The logic, as she has explained in recent interviews, is straightforward. If your best players and your most experienced players are also the ones doing the unglamorous work, nobody else has an excuse to skip it. The culture polices itself. Taylor, a former president of the Intercollegiate Women’s Lacrosse Coaches Association and a national champion at the Division II level, calls it “teammanship,” a word she uses to describe the specific quality of showing up for the people next to you regardless of your role on game day.

The concept goes deeper than chores.
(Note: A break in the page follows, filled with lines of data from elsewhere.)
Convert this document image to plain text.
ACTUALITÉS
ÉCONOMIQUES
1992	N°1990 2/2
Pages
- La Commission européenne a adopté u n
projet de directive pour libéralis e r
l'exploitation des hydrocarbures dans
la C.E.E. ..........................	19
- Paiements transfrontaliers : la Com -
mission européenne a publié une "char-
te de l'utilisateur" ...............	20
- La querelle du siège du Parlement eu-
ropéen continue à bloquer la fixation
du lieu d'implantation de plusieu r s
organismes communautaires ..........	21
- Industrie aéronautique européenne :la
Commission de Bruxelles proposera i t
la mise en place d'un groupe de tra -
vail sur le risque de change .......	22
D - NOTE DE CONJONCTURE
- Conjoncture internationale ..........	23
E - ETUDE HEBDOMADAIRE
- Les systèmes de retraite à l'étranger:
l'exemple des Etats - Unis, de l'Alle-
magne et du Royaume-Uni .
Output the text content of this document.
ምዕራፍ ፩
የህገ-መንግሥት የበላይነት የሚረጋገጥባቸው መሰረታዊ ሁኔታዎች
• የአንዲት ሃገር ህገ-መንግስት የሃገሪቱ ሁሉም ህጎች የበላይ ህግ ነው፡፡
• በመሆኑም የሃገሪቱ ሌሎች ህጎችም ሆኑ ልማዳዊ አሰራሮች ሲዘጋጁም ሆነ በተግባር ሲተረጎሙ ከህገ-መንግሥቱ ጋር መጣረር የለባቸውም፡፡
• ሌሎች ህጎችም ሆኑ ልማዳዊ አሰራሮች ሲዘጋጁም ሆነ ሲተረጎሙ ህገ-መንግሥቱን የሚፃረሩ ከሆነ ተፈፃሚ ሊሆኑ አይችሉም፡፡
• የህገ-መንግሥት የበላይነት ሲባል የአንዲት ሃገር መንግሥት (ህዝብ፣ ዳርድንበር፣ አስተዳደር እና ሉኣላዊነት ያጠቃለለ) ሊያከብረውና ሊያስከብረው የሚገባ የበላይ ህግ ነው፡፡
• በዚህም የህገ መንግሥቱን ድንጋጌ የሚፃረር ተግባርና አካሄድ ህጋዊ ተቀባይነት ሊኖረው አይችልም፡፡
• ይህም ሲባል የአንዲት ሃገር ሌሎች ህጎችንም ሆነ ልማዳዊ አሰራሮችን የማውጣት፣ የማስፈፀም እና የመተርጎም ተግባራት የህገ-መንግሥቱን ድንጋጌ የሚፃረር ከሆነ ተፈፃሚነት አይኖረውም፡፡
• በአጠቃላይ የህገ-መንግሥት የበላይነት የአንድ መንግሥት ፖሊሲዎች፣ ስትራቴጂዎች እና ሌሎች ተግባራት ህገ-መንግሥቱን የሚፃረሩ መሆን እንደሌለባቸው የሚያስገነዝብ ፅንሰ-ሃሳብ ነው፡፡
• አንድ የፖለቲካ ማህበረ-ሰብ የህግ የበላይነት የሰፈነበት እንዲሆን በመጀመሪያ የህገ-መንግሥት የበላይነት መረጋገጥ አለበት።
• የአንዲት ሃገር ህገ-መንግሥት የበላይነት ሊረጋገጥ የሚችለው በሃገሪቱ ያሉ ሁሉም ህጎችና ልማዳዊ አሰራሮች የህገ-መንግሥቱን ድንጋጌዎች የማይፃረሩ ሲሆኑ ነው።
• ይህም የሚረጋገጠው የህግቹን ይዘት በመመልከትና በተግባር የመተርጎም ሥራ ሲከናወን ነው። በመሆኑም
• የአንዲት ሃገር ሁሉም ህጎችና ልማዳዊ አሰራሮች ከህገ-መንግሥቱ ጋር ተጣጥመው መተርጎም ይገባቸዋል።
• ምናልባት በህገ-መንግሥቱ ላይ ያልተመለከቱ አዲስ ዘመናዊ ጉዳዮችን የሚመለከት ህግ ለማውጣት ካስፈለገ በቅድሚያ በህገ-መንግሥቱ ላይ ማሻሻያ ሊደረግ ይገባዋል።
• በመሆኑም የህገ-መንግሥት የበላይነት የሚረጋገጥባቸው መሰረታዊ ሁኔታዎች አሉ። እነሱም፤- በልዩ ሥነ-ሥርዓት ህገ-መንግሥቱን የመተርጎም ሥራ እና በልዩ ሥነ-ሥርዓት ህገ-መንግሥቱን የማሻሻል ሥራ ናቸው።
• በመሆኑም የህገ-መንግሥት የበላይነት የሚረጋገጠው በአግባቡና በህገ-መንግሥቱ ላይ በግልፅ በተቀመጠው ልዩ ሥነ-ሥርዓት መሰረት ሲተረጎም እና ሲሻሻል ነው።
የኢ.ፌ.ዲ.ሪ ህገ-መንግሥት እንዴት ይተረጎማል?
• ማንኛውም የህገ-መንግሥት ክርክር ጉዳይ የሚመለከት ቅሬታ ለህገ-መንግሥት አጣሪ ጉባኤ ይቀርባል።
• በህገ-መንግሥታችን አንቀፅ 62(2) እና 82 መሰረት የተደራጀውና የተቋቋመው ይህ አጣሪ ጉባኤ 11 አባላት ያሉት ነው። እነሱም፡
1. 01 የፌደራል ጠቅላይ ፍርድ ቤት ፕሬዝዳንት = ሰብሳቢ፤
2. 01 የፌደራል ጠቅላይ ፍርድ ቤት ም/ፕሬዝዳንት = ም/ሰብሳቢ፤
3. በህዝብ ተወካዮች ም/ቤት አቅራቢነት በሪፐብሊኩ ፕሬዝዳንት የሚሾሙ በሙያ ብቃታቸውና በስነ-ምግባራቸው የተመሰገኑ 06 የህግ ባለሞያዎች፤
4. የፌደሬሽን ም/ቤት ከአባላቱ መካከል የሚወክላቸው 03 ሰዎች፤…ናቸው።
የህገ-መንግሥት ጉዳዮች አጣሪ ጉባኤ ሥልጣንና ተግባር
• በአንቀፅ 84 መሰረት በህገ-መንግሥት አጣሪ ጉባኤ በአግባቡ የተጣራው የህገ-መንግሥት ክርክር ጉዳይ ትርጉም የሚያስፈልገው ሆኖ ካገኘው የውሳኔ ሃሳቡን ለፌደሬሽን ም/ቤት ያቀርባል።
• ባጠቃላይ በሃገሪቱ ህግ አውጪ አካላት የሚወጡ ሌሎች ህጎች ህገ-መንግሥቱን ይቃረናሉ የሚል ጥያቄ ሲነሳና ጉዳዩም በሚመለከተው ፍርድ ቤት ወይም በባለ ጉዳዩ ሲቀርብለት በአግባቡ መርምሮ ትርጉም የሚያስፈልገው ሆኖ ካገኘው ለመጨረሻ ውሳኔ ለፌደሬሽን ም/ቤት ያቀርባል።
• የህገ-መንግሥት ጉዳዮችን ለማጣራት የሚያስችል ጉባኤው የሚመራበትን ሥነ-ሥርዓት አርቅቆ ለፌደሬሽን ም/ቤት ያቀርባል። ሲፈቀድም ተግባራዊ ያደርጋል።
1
In Taylor’s programs, playing time was a hierarchy. The more talented player played more. She never pretended otherwise and never apologized for it. But playing time did not purchase exemptions from the obligations of the group. A starter who arrived late, left her mess behind, or treated a reserve poorly was undermining something Taylor considered more important than any single game. “There is a hierarchy in playing time,” she has said. “There is not a hierarchy of value.”

That distinction matters more now than it did when Taylor started coaching in the early 1990s. The rise of NIL deals and transfer portals in college athletics has created an environment where the most visible athletes on a roster often operate under a different set of rules than everyone else. Taylor’s career is a sustained argument that programs built that way are borrowing against their own future.

Her track record supports the argument. Across more than three decades, Kathy Taylor lacrosse programs reached Final Fours at multiple levels and produced a national championship. The women who played for her have gone on to careers in the military, business, education, and medicine. Many of them, by her account, are still in touch with one another years after their last game. That kind of lasting connection does not come from winning alone. It comes from the shared experience of being held to a standard that went beyond the scoreboard.

The servant leadership model asks something uncomfortable of a coach. It asks her to convince her best players that the unsexy work is not beneath them, and it asks her to hold the line when a star pushes back. Taylor has been candid about the difficulty. Not every player bought in immediately. Not every season was smooth. But she has also been clear that the programs where the model took hold were the programs that won, and more importantly, the programs whose alumni still call each other when something hard happens in life.

For lacrosse coaches looking for a practical example of what servant leadership looks like inside a competitive program, the career of Kathy Taylor lacrosse coach at every level of the sport is worth studying. Not because the model is easy. Because the results, measured in championships and in people, suggest it works.